Democrats Scott Howell, a former state senator, and XMission founder Pete Ashdown appear headed for a primary for their party's nomination. Ashdown lost to Hatch in the general election six years ago, as did Howell in 2000.
Another incumbent, GOP Gov. Gary Herbert, also faces an intraparty fight. Like Hatch, the foundation survey suggests he may be able to win the support of enough delegates to meet the 60 percent threshold required to avoid a primary.
Kroes said especially in the governor's election, Republican challengers appear to be further to the right than the delegates. "It seems like some of them might be playing to a crowd that's two years old and not there anymore," he said.

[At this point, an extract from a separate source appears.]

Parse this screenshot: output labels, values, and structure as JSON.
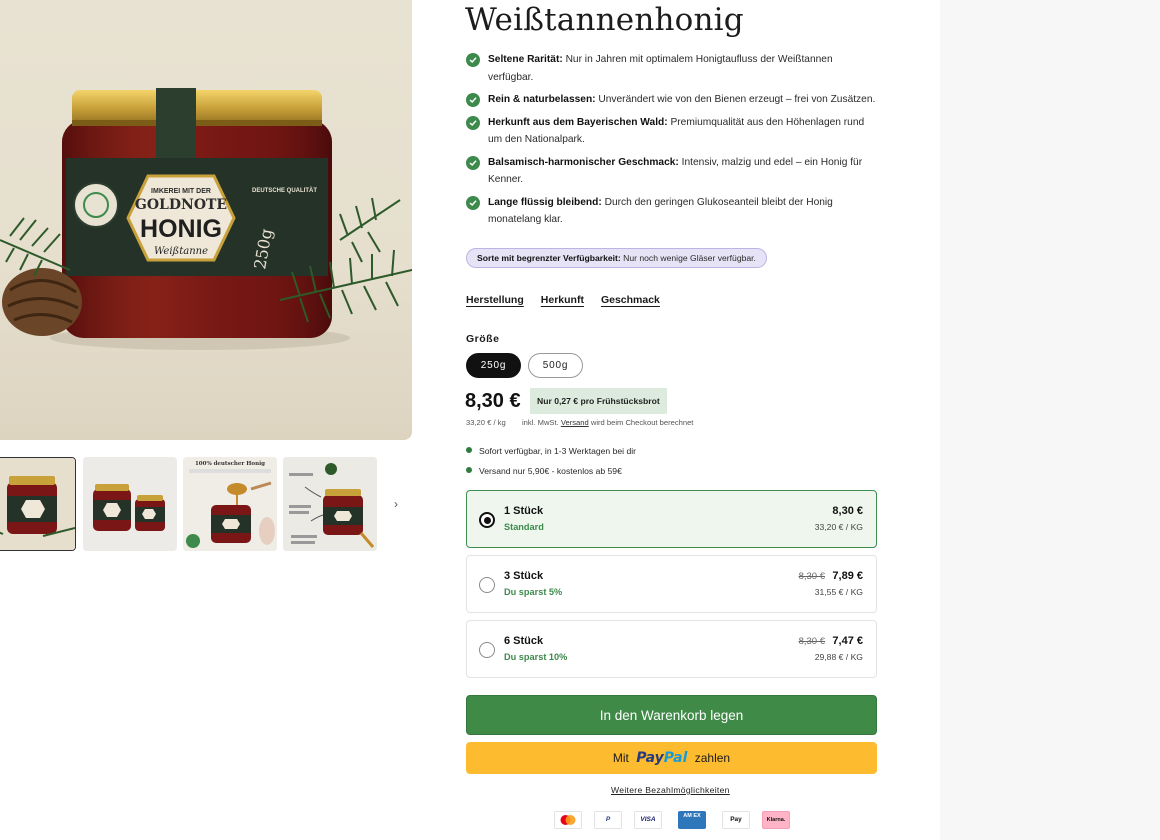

In the 4th Congressional District, Saratoga Springs Mayor Mia Love and former state lawmakers Stephen Sandstrom and Carl Wimmer will battle for the GOP nomination. Two of the three will likely square off in a primary election. Whoever emerges from that trio will face Matheson, a five-term Democratic representative, in November.
While the 2nd Congressional District race has received less attention than the battle for the new 4th District seat, there are plenty of contenders for both the Republican and Democratic nominations and plenty of undecided delegates.
Former Utah House speaker Dave Clark and author Chris Stewart may be the two of 11 GOP candidates headed to a primary, according to the survey, while former state lawmaker Jay Seegmiller leads among the Democrats in the race.
The attorney general's race on the Republican side also could end in a primary. Assistant attorney general John Swallow and corporate lawyer Sean Reyes are vying to replace Attorney General Mark Shurtleff, who is not seeking re-election after three terms. Weber County Attorney Dee Smith is the lone Democrat seeking the job.
Kroes said there's always room for surprises at a party convention.
"You never know what can happen," he said. "Now we'll watch and we'll see if the proof is in the pudding."